Draghi saprà bene tutte queste cose. Perché allora ha riproposto proprio ora gli eurobond?
Come Presidente della Bce ha già portato all’attenzione questo tema e ora lo sta ribadendo come presidente del Consiglio italiano, come del resto ha fatto riguardo il ruolo internazionale dell’euro. Credo che in Italia, tuttavia, al di là di quelle che devono essere le riforme europee, non dobbiamo dimenticarci dei problemi di casa nostra che stanno crescendo ulteriormente per dimensione e gravità. A differenza di altri Paesi, non abbiamo risorse per ristori significativi e di massa: quello che non si riesce a fare in termini di ristori va fatto in termini di rimessa in moto dell’economia nel più breve tempo possibile.
In che modo?
Abbiamo una dicotomia crescente tra una parte dell’economia che è protetta e un’altra che nemmeno con l’ultimo Decreto sostegni ha ricevuto alcuna tutela significativa.
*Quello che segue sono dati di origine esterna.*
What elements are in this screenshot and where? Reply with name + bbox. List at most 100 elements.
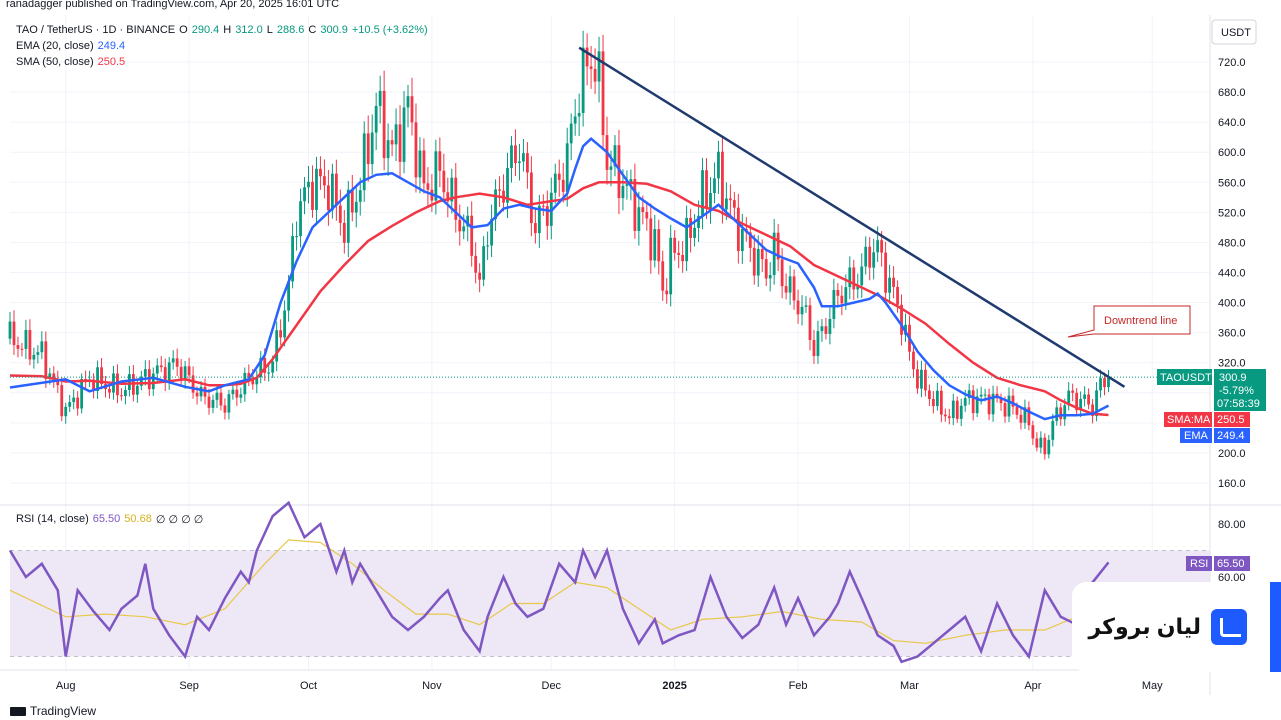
candle-body: [438, 151, 442, 171]
candle-body: [1107, 377, 1110, 388]
candle-body: [736, 207, 740, 252]
candle-body: [211, 399, 215, 408]
candle-body: [661, 261, 665, 291]
candle-body: [1063, 405, 1067, 420]
price-tag: 300.9 -5.79% 07:58:39: [1214, 369, 1266, 411]
candle-body: [235, 389, 239, 398]
price-tick-label: 560.0: [1218, 177, 1246, 189]
time-tick-label: Sep: [179, 680, 199, 692]
candle-body: [494, 189, 497, 219]
candle-body: [402, 107, 406, 162]
candle-body: [792, 276, 796, 301]
ema-tag: EMA 249.4: [1180, 428, 1250, 443]
candle-body: [689, 217, 692, 238]
symbol-tag-text: TAOUSDT: [1160, 372, 1212, 384]
candle-body: [215, 392, 219, 400]
rsi-axis-ticks: 60.00 80.00: [1218, 519, 1246, 584]
candle-body: [856, 285, 860, 290]
candle-body: [788, 276, 792, 293]
candle-body: [713, 178, 716, 194]
candle-body: [227, 394, 231, 413]
candle-body: [565, 143, 569, 192]
candle-body: [1071, 390, 1075, 393]
candle-body: [510, 145, 513, 168]
candle-body: [442, 170, 446, 193]
candle-body: [255, 376, 259, 385]
candle-body: [776, 232, 780, 260]
candle-body: [454, 177, 458, 220]
time-tick-label: Aug: [56, 680, 76, 692]
candle-body: [486, 245, 490, 247]
candle-body: [1055, 407, 1059, 421]
candle-body: [36, 352, 40, 355]
candle-body: [434, 151, 438, 201]
rsi-line: [8, 500, 1110, 664]
candle-body: [1023, 407, 1027, 423]
candle-body: [1075, 392, 1079, 411]
legend-sma-label[interactable]: SMA (50, close): [16, 56, 94, 68]
candle-body: [553, 173, 557, 193]
candle-body: [1039, 437, 1043, 448]
candle-body: [48, 373, 52, 380]
candle-body: [28, 329, 32, 360]
candle-body: [514, 145, 517, 163]
candle-body: [979, 394, 983, 397]
candle-body: [1019, 414, 1023, 423]
tradingview-wordmark: TradingView: [30, 704, 97, 718]
candle-body: [924, 369, 927, 391]
candle-body: [159, 365, 163, 368]
candle-body: [633, 179, 637, 231]
candle-body: [478, 272, 482, 280]
candle-body: [406, 96, 410, 108]
candle-body: [557, 173, 561, 180]
candle-body: [1003, 403, 1007, 417]
candle-body: [673, 237, 677, 253]
price-tick-label: 520.0: [1218, 207, 1246, 219]
legend-low: 288.6: [276, 24, 305, 36]
candle-body: [450, 177, 454, 202]
candle-body: [808, 305, 812, 341]
candle-body: [350, 189, 354, 213]
candle-body: [16, 345, 20, 349]
candle-body: [44, 341, 48, 380]
candle-body: [780, 259, 784, 287]
legend-ema-label[interactable]: EMA (20, close): [16, 40, 94, 52]
candle-body: [171, 358, 175, 363]
tradingview-footer[interactable]: TradingView: [10, 704, 96, 718]
candle-body: [207, 396, 211, 408]
currency-tag: USDT: [1211, 19, 1257, 45]
candle-body: [52, 373, 56, 380]
candle-body: [295, 236, 298, 238]
candle-body: [124, 390, 127, 397]
time-tick-label: May: [1142, 680, 1163, 692]
candle-body: [717, 151, 720, 179]
candle-body: [768, 275, 772, 279]
candle-body: [645, 212, 649, 219]
candle-body: [342, 222, 346, 243]
candle-body: [1083, 394, 1087, 399]
time-tick-label: 2025: [662, 680, 686, 692]
time-tick-label: Apr: [1024, 680, 1041, 692]
candle-body: [199, 386, 203, 397]
candle-body: [128, 374, 131, 391]
candle-body: [1079, 398, 1083, 411]
candle-body: [971, 390, 975, 414]
candle-body: [175, 358, 179, 367]
candle-body: [76, 397, 80, 409]
candle-body: [191, 375, 195, 393]
candle-body: [263, 357, 267, 373]
candle-body: [896, 286, 899, 305]
candle-body: [323, 176, 326, 186]
annotation-text: Downtrend line: [1104, 315, 1177, 327]
candle-body: [330, 173, 334, 211]
price-tick-label: 320.0: [1218, 358, 1246, 370]
candle-body: [943, 414, 947, 417]
rsi-legend-label[interactable]: RSI (14, close): [16, 513, 89, 525]
candle-body: [40, 341, 44, 353]
candle-body: [287, 281, 291, 311]
candle-body: [390, 140, 394, 145]
legend-symbol[interactable]: TAO / TetherUS · 1D · BINANCE: [16, 24, 176, 36]
candle-body: [68, 402, 72, 407]
candle-body: [410, 96, 414, 123]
Sta crescendo l’asimmetria tra questi due comparti dell’economia. Il problema è che quello meno protetto è proprio quello che genera la ricchezza che sostiene anche quello più tutelato. È quindi interesse di tutti cercare di concentrare gli sforzi nel rimettere in moto il settore delle imprese e delle microimprese che poi genera ricchezza per tutti. Su questo fronte l’esecutivo precedente è stato poco attivo, con lacune vistose nei suoi interventi. L’auspicio è che il Governo Draghi possa essere più attento. Occorre pianificare riaperture stabili delle attività, perché lo stop-and-go genera più danni della chiusura. E intensificare la campagna vaccinale per crearsi da soli un effetto slancio dovuto alle aspettative di un ritorno alla normalità. Ultimo, ma non minimo, velocizzare l’erogazione dei sostegni a prescindere da qualsiasi considerazione di merito sulla loro entità.